# Dashboard Lights Out



## renechua (Oct 25, 2011)

Have a 96 Sentra GXE (95K miles). Once in awhile while driving at night, the dashboard & console lights just disappear. Comes back on after around 5-10minutes. Scary driving at night like that. Need help. Thanks.


----------



## EvilPotato (Sep 6, 2005)

bad dimmer switch. replace

http://images.whisystems.com/smartpages/partinfo_resize/STA/DS1522_FRONT.JPG?width=300&height=300


----------



## smj999smj (Jan 1, 2006)

I agree. It's a common problem. Sometimes you can duplicate it by tapping on the illumination dimmer switch.


----------



## GreenEyedAngel (Aug 22, 2008)

The replies hit the nail on the head - notorious issue. Can replace the switch or just shove the dimmer down to null and then readvance - my 97 200SX has had the same problem for 300K+ miles. Do I feel like fixing the switch - no; does readjusting the dimmer level for a few seconds resolve it - yes.

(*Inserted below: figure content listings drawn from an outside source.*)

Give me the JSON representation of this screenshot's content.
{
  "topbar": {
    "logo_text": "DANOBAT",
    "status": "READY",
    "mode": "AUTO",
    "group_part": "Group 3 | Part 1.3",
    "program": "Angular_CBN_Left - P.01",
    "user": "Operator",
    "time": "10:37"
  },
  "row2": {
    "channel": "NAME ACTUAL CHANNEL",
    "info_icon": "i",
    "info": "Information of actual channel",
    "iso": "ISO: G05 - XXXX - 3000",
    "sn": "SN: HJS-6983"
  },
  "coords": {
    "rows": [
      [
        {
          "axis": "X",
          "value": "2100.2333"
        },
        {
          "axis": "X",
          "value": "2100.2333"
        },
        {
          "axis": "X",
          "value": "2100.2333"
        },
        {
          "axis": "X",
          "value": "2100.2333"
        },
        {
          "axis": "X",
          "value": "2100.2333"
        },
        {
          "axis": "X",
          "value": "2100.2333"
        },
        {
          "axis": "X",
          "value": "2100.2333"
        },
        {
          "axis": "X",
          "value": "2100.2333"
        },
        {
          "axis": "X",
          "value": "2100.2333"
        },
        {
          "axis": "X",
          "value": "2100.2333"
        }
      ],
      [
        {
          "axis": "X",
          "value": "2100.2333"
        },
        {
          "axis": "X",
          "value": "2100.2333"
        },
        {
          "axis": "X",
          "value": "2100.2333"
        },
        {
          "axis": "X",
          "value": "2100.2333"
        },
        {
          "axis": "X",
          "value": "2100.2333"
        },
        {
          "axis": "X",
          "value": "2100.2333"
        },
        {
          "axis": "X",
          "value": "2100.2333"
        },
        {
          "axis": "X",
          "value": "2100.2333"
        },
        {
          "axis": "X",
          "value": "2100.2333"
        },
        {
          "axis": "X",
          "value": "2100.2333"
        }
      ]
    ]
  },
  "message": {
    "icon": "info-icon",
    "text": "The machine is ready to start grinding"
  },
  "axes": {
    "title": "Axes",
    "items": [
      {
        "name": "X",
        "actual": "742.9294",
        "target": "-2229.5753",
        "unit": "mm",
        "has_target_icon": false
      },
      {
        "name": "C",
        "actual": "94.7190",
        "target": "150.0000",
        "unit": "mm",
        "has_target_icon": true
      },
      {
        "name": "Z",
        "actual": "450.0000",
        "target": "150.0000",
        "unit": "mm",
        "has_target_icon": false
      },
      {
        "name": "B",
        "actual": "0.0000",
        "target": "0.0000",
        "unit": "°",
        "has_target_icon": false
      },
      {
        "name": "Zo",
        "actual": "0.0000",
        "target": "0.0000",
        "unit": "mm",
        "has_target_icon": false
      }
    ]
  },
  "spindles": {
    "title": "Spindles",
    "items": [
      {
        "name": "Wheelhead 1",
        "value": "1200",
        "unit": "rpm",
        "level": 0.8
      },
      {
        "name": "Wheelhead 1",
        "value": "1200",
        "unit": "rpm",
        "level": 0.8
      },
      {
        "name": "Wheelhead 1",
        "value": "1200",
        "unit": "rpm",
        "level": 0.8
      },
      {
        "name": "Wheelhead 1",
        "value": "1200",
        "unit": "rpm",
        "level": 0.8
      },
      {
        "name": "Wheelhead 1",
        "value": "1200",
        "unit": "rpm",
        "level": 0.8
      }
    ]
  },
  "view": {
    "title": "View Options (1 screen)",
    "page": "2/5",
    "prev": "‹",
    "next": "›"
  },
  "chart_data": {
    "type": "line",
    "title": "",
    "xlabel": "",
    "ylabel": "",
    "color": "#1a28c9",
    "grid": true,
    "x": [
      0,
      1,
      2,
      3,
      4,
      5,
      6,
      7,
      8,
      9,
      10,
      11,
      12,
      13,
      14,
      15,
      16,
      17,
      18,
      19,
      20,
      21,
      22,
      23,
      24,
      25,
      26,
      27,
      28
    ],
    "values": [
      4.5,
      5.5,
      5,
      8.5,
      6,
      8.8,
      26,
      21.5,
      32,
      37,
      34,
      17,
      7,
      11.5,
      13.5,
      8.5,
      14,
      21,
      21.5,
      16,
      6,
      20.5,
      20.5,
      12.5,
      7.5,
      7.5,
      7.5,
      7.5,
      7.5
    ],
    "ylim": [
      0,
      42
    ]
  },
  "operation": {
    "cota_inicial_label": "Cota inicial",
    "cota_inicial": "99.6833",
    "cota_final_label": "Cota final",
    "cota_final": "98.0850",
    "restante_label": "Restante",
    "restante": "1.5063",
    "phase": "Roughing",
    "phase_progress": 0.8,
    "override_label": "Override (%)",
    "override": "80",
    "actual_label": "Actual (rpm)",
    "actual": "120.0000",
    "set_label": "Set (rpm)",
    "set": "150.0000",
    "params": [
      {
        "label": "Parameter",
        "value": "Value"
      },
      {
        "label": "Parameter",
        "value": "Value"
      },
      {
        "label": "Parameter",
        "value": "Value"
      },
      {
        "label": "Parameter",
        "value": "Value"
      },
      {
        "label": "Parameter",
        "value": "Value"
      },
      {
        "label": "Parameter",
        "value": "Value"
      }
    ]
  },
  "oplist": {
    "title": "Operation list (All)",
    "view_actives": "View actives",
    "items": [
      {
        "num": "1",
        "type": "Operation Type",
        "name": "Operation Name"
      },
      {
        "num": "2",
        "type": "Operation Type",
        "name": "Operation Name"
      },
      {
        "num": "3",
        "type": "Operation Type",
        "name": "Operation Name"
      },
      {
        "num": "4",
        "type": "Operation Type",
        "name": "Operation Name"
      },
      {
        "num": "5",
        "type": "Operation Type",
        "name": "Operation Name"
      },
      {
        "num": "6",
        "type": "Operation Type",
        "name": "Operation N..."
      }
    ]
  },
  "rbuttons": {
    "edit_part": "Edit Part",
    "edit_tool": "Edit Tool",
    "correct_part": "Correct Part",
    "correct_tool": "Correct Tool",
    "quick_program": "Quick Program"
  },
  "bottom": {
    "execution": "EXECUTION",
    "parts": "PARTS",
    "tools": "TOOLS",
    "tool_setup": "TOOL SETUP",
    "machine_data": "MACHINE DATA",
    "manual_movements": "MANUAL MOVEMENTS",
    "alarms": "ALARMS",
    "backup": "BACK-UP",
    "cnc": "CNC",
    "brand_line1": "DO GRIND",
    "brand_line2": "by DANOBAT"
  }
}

Make your decision.


----------



## azkicker0027 (May 31, 2002)

i bought a few switches from the yard for less than $5. maybe check your local yard or pick-a-part. i was also able to use dimmer switches from 98-99 Nissan altima's, xterra's and frontiers.


----------



## renechua (Oct 25, 2011)

Great. ThaNks for the suggestion. If playing with the switch won't work, then off to the yard.


----------